Question

Let f : \(\R^2 → \R\) be defined as follows :
\(f(x,y)=\begin{cases}    \frac{x^4y^3}{x^6+y^6} & \text{if }(x,y) \ne (0,0)\\     0  & \text{if } (x,y)=(0,0) \end{cases}\)
Then

• A. \(\lim\limits_{t \rightarrow 0}\frac{f(t,t)-f(0,0)}{t}\) exists and equals \(\frac{1}{2}\)
• B. \(\frac{∂f}{∂x}|_{(0,0)}\) exists and equals 0
• C. \(\frac{∂f}{∂y}|_{(0,0)}\) exists and equals 0
• D. \(\lim\limits_{t \rightarrow 0}\frac{f(t,2t)-f(0,0)}{t}\) exists and equals \(\frac{1}{3}\)

Answer 1

The Correct Option is A, B, C

To determine the behavior of the function \( f(x, y) \) at the origin and evaluate the limits and derivatives, we need to carefully analyze the given conditions. The function is defined as:

\(f(x,y)=\begin{cases} \frac{x^4y^3}{x^6+y^6} & \text{if }(x,y) \ne (0,0)\\ 0 & \text{if } (x,y)=(0,0) \end{cases}\)

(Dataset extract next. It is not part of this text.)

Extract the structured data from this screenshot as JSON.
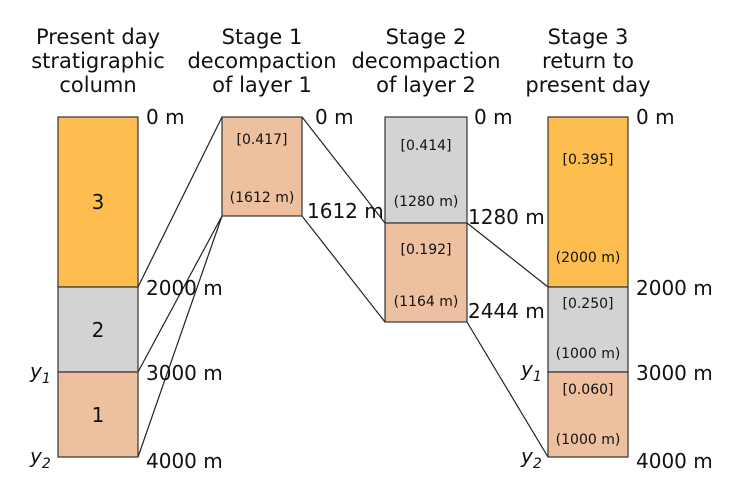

1. We first verify \(\lim\limits_{t \rightarrow 0}\frac{f(t,t)-f(0,0)}{t}\):

   Plug in \( x = t \) and \( y = t \), then:

   \( f(t, t) = \frac{t^4 \cdot t^3}{t^6 + t^6} = \frac{t^7}{2t^6} = \frac{t}{2} \)

   Thus, \(\frac{f(t,t)-f(0,0)}{t} = \frac{\frac{t}{2} - 0}{t} = \frac{1}{2}\).

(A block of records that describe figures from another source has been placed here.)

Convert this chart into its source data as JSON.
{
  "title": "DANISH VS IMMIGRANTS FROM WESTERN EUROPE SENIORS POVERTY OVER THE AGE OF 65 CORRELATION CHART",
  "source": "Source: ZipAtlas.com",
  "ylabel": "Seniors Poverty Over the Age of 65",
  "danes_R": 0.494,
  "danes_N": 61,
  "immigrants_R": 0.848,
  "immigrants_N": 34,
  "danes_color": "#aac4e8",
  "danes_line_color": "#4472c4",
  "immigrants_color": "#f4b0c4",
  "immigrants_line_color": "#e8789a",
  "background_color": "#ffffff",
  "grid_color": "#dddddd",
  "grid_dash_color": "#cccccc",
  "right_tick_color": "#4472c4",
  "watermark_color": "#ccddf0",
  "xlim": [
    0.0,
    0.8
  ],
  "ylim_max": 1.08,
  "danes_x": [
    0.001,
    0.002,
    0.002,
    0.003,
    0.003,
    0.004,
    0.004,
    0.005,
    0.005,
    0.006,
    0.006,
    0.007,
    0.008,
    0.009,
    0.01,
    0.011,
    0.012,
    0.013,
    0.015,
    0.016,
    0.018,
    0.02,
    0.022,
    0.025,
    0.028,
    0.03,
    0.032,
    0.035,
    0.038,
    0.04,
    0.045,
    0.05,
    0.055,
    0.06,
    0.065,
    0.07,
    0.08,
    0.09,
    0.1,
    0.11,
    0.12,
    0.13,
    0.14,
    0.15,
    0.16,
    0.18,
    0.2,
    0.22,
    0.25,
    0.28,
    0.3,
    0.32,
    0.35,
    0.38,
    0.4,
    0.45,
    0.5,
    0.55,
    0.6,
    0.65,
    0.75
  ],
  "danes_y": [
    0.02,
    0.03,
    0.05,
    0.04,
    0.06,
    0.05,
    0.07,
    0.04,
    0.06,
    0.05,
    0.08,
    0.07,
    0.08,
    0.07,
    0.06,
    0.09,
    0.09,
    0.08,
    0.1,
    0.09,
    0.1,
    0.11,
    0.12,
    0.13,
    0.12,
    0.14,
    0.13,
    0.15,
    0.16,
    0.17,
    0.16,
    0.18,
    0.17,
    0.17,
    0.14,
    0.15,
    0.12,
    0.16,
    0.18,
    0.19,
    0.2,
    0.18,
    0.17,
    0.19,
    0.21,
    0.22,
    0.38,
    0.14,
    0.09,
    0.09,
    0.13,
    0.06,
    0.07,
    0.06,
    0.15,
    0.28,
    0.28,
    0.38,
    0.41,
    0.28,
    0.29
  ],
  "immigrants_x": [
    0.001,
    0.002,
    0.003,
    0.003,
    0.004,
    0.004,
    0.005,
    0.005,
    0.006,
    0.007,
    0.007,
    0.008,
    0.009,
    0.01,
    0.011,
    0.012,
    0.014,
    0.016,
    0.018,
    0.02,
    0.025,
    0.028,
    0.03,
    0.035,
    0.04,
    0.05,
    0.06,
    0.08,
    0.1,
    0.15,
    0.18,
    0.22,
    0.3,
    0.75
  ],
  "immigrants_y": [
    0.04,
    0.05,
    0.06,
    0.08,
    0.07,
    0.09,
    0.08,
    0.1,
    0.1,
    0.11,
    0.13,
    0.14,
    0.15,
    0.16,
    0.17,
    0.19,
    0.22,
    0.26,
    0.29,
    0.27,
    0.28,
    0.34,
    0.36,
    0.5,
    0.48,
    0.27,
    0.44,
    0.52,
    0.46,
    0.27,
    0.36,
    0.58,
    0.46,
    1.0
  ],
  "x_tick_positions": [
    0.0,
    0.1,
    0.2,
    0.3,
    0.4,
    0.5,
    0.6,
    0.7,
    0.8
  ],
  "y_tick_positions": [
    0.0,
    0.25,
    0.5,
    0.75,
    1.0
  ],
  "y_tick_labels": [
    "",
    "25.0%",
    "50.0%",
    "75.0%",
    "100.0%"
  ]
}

   Taking the limit as \( t \rightarrow 0 \), we find:

   \(\lim\limits_{t \rightarrow 0}\frac{f(t,t)-f(0,0)}{t} = \frac{1}{2}\).

2. Derivatives at \((0,0)\):
   • Partial derivative of \(f\) with respect to \(x\) at \((0,0)\):

     The partial derivative is defined as:

     \( \frac{∂f}{∂x}|_{(0,0)} = \lim_{h \to 0} \frac{f(h,0) - f(0,0)}{h} \)

     When \( y = 0 \), \( f(h,0) = 0 \), so:

     \( \frac{∂f}{∂x}|_{(0,0)} = \lim_{h \to 0} \frac{0 - 0}{h} = 0 \)

   • Partial derivative of \(f\) with respect to \(y\) at \((0,0)\):

     The partial derivative is defined as:

     \( \frac{∂f}{∂y}|_{(0,0)} = \lim_{k \to 0} \frac{f(0,k) - f(0,0)}{k} \)

     When \( x = 0 \), \( f(0,k) = 0 \), so:

     \( \frac{∂f}{∂y}|_{(0,0)} = \lim_{k \to 0} \frac{0 - 0}{k} = 0 \)

3. Finally, verify \(\lim\limits_{t \rightarrow 0}\frac{f(t,2t)-f(0,0)}{t}\):

   Set \(x = t\) and \(y = 2t\), then:

   \( f(t, 2t) = \frac{t^4 \cdot (2t)^3}{t^6 + (2t)^6} = \frac{8t^7}{t^6 + 64t^6} = \frac{8t}{65} \)

   Then, \(\frac{f(t,2t)-f(0,0)}{t} = \frac{\frac{8t}{65} - 0}{t} = \frac{8}{65}\).

From the above analysis, the correct options are:

• \(\lim\limits_{t \rightarrow 0}\frac{f(t,t)-f(0,0)}{t}\) exists and equals \(\frac{1}{2}\)
• \(\frac{∂f}{∂x}|_{(0,0)}\) exists and equals 0
• \(\frac{∂f}{∂y}|_{(0,0)}\) exists and equals 0